Even a quick glance around any museum installation of Islamic art, or a peak inside a related storeroom, would reveal a preponderance of vessels of all shapes and sizes, representing a variety of media and all manner of decoration. Within the field of the history of Islamic art, our usual taxonomic ordering of these objects most often tends towards classification by date, dynasty, place, medium, and decoration. Surprisingly, although it is frequently the very first question that the museum visitor asks, we do not always focus our attention on what substances these diverse vessels were meant to hold, and how, if at all, their intended contents and use dictated their ultimate appearance.
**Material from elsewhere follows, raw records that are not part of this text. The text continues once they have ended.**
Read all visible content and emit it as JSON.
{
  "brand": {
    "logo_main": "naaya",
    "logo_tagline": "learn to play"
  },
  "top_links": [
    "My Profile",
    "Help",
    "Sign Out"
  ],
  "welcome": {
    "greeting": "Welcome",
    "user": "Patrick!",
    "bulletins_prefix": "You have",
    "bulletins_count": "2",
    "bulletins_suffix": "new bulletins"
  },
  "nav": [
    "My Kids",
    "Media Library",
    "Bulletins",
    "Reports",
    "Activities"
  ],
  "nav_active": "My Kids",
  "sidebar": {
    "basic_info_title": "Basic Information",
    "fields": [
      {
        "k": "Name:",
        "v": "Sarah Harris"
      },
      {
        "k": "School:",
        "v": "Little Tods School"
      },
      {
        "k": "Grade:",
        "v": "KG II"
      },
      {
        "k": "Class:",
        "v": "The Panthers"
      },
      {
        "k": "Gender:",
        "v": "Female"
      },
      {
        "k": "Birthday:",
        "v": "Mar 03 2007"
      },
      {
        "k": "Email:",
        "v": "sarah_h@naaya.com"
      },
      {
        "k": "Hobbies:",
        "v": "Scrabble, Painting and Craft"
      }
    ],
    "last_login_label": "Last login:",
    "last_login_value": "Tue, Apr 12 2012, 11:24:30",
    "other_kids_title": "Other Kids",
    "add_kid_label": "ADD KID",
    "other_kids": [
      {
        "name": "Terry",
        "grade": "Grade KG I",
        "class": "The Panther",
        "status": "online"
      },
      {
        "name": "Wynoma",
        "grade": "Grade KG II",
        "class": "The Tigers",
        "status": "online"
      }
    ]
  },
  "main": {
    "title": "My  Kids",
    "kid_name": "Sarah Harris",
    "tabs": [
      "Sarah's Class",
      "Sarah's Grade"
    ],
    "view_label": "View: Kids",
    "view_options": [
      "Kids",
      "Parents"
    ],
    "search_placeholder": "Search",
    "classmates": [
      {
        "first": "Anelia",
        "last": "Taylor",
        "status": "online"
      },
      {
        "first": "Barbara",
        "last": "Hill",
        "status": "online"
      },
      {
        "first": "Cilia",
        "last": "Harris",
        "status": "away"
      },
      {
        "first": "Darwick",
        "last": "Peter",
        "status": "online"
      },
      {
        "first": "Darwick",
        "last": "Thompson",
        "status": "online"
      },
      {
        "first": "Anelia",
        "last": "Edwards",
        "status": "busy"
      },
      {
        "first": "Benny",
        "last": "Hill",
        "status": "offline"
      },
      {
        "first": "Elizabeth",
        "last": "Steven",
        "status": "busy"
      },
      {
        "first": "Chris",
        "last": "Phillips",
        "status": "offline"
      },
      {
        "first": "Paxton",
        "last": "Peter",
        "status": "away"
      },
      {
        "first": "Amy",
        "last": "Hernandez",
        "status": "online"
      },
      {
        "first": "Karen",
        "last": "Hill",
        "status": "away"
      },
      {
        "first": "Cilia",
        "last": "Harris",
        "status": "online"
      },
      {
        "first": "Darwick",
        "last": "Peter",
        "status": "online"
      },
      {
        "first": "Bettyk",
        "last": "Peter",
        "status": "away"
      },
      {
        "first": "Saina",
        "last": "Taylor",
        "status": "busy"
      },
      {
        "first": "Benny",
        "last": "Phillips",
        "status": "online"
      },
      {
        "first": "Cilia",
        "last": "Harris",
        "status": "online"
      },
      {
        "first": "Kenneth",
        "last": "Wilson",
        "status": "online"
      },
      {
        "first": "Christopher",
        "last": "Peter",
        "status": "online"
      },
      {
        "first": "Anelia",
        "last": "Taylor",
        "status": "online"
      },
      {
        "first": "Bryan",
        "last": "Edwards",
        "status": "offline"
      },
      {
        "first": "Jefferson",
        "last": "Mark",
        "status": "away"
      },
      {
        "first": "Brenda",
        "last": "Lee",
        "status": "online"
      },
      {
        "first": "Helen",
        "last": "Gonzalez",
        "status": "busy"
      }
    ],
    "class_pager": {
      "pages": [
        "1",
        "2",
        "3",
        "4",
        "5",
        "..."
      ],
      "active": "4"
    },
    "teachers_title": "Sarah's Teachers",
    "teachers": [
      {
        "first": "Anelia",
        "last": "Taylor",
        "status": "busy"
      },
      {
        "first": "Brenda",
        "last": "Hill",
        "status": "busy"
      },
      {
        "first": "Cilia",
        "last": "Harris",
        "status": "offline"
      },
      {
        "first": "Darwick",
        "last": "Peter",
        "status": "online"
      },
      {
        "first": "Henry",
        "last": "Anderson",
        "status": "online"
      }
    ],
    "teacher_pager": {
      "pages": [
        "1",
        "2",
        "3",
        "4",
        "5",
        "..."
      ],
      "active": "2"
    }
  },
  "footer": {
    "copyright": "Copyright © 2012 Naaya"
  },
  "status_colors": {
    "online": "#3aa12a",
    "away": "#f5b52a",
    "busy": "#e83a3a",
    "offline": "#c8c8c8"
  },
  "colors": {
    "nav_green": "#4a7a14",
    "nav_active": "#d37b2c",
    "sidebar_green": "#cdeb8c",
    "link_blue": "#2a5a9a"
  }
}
For the purpose of this conference and given the fact that providing water, whether for drinking or for washing, was a basic precept of hospitality within the Islamic world, this paper will delineate some of the ways in which we can identify and classify water vessels, and the extent to which their function might transcend or be restricted by such distinctions as time, place, material, and decoration.
Biography / Bibliography
A specialist in Islamic art, with a Ph.D. from the Institute of Fine Arts, New York University, Linda Komaroff has been at the Los Angeles County Museum of Art since 1995. She is curator of Islamic art and department head, Art of the Middle East. Her exhibitions at LACMA include Letters in Gold: Ottoman Calligraphy from the Sakıp Sabancı Collection, Istanbul (1999), and The Legacy of Genghis Khan: Courtly Art and Culture in Western Asia, 1256-1353 (2003). Her publications and scholarly interests have focused primarily on the Iranian world. She is the recipient of numerous grants and awards, including two Fulbright fellowships, while the Legacy of Genghis Khan exhibition catalogue was awarded the prestigious Alfred H. Barr, Jr., Award from the College Art Association. In 2003 she received the Muslim Public Affairs Council Media Award. She has taught at Hamilton College, New York University, Princeton University, and UCLA. At present, she is working on a major international loan exhibition—Gifts of the Sultans: The Arts of Giving at the Islamic Courts.